Acte de vente : quelles responsabilités du notaire?

Je viens de vendre un terrain en friche, de 2500 m2 , j'avais donné au notaire comme prix, 1600 euros ha. Le jour de la vente, il nous a demandé 2500 euros, étonnée, je lui ai signalé, que ce n'était pas le prix convenu. Il a affirmé que j'étais à l' origine de ce prix, alors que c'est faux. L'acheteur a réglé le montant, j'ai remboursé, à celui-ci le montant de 2000 EUROS. Je suis écoeurée par l'attitude de ce notaire.

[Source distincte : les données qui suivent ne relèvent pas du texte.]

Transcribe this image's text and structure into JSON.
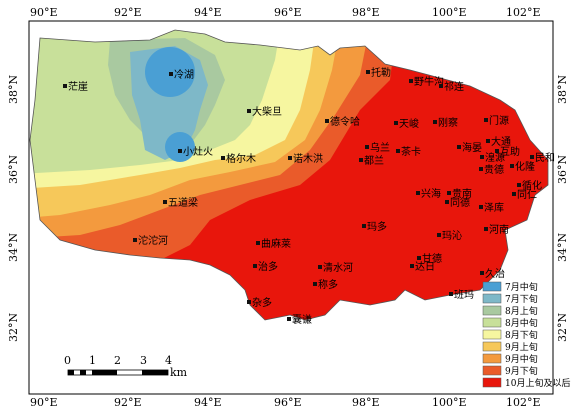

Que puis-je faire?

Réponse de l'expert

Le contrat de vente n’est formé que s’il y a accord des parties sur la chose et sur le prix (articles 1583 et 1589 du code civil).

La vente d’un immeuble est matérialisée par la signature du contrat de vente, lequel est soumis aux formalités de publicité foncière et réalisé par voie authentique (rédigé par notaire).

De manière générale, le notaire a une obligation d’information et de conseil à l’égard de ses clients (arrêt de la 1ère chambre civile de la Cour de cassation du 12 décembre 1995).
Sur ce fondement, le notaire a notamment l’obligation, dans les transactions immobilières, d'en assurer la sécurité juridique (arrêt de la 3ème chambre civile de la Cour de cassation du 21 février 2001).

Avant le contrat de vente, lors de sa rédaction et de sa signature, et après celle-ci, il effectue différentes démarches pour garantir au vendeur comme à l'acheteur la meilleure sécurité juridique.

Le notaire rédige l'acte de vente en veillant à l'équilibre de la convention dans laquelle il engage sa propre responsabilité en signant aux côtés du vendeur et de l'acheteur et en apposant son sceau.

Lors de la signature, il s'assure de leur consentement, à la fois en lisant, et en vérifiant que chacune des parties connaît et comprend la portée de chacun des engagements pris.

La responsabilité du notaire peut être engagée en cas de manquement à son obligation d’information et de conseil ayant causé un préjudice direct à son client, sur le fondement de l’article 1382 du code civil.

En principe, il appartient au demandeur de rapporter la preuve de la faute, du dommage et du lien de causalité entre les deux.
Toutefois, la Cour de cassation a précisé au niveau de la preuve de la faute qu’il appartenait au notaire tenu à une obligation d’information et de conseil de rapporter la preuve qu’il l’avait remplie (arrêt de la 1ère chambre civile de la Cour de cassation du 3 février 1998).
 

Avant toute action en justice, une démarche amiable peut être faite auprès du notaire, par courrier recommandé avec demande d’accusé réception, puis par la saisine de la chambre départementale des notaires. En cas d’échec de ces procédures, il sera possible d’engager des poursuites devant les autorités judiciaires compétentes.

L’action est portée devant le juge de proximité pour les litiges jusqu’à 4 000 euros ; devant le tribunal d’instance jusqu’à 10 000 euros et devant le tribunal de grande instance au-delà de cette somme. L’avocat est obligatoire devant cette dernière juridiction.

De plus, il convient de préciser que lorsqu’un acte notarié est entaché d’une erreur, celui-ci peut être rectifié par un autre acte authentique rectificatif, sans revenir sur l’intégralité de la convention.

S'il intervient à la suite d'une erreur dont le notaire est reconnu responsable, les frais de l'acte rectificatif demeurent à la charge de ce dernier, tenu de réparer l'omission commise.